Au moins 8 morts dans une forte explosion dans le Nord du Nigeria

Par La rédaction

LAGOS (AFP) - (AFP)

Une puissante explosion d'origine indéterminée a frappé mercredi la ville de Kaduna, dans le Nord du Nigeria, tuant au moins huit personnes et en blessant beaucoup d'autres, ont indiqué des responsables des secours.

"Au moins sept corps ont été emportés à la morgue, tandis que plusieurs blessés recevaient des soins dans les hôpitaux", a indiqué Yushau Shuaib, le porte-parole de l'agence nationale de secours.

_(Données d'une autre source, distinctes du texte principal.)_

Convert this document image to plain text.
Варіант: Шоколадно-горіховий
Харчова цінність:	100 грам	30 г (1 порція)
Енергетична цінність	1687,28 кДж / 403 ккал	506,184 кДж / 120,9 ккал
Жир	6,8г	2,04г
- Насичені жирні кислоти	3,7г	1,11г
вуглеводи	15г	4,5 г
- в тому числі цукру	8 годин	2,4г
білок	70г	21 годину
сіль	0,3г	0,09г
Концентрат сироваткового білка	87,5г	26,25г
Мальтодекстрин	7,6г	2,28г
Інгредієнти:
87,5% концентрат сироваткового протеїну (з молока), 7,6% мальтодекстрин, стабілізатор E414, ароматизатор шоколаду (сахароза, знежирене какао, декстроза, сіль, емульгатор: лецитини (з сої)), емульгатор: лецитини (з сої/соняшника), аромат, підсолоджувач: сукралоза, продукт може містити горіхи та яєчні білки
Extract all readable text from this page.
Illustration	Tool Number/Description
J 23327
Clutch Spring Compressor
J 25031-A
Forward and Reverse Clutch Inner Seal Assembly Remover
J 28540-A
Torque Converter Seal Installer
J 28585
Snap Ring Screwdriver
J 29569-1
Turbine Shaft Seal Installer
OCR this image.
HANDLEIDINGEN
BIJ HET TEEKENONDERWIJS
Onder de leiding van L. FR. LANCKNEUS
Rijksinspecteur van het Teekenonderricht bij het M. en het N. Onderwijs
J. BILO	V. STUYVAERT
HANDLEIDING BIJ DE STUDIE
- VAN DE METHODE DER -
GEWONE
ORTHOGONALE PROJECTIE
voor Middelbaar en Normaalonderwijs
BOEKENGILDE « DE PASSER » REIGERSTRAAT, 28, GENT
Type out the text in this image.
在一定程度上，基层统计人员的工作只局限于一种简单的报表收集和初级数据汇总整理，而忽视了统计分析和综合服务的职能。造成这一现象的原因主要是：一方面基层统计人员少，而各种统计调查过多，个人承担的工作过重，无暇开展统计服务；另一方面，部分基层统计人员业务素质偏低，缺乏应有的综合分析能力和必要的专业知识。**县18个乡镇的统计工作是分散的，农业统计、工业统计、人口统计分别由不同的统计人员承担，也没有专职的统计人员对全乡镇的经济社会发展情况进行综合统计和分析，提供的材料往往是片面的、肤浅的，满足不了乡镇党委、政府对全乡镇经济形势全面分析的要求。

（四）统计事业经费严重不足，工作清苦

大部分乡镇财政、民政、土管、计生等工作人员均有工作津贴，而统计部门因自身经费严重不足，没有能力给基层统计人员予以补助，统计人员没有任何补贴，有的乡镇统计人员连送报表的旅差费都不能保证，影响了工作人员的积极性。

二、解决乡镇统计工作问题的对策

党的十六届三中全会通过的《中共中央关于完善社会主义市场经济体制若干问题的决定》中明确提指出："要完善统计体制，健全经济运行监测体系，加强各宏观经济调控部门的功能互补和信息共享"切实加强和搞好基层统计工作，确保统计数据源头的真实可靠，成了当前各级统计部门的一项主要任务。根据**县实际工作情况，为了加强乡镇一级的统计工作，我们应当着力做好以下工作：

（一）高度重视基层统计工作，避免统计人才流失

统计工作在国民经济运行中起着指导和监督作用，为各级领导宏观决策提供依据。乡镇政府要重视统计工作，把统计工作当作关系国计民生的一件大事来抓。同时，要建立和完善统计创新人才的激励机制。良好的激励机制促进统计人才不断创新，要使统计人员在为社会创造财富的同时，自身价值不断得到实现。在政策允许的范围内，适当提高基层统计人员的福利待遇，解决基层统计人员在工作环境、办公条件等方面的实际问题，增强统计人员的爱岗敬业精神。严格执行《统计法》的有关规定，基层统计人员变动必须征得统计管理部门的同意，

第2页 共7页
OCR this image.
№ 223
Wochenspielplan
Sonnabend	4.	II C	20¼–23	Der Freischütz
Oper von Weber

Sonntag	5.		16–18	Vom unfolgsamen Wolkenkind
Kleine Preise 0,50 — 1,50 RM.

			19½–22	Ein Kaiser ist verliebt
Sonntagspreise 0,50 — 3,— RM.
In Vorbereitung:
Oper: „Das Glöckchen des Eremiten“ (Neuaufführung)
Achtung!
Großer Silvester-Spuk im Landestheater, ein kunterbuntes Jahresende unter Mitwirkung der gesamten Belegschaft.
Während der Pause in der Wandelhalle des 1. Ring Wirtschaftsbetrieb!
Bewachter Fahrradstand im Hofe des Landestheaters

"L'un des morts est un jeune enfant de trois ans", a-t-il ajouté.

La police a initialement déclaré que l'explosion semblait accidentelle, mais l'hypothèse d'une bombe s'est renforcée en raison de l'intensité de la déflagration et de l'étendue des dégâts et le nombre de magasins détruits mentionnés par des témoins.

Le porte-parole de l'Agence nationale de secours, Yushau Shuaib, a décrit une zone jonchée de corps mutilés, dont des parties éparses étaient ramassées par les secours.

L'explosion a causé la panique dans cette ville déjà touchée par des attentats à la bombe pendant les violences qui ont suivi les élections générales d'avril.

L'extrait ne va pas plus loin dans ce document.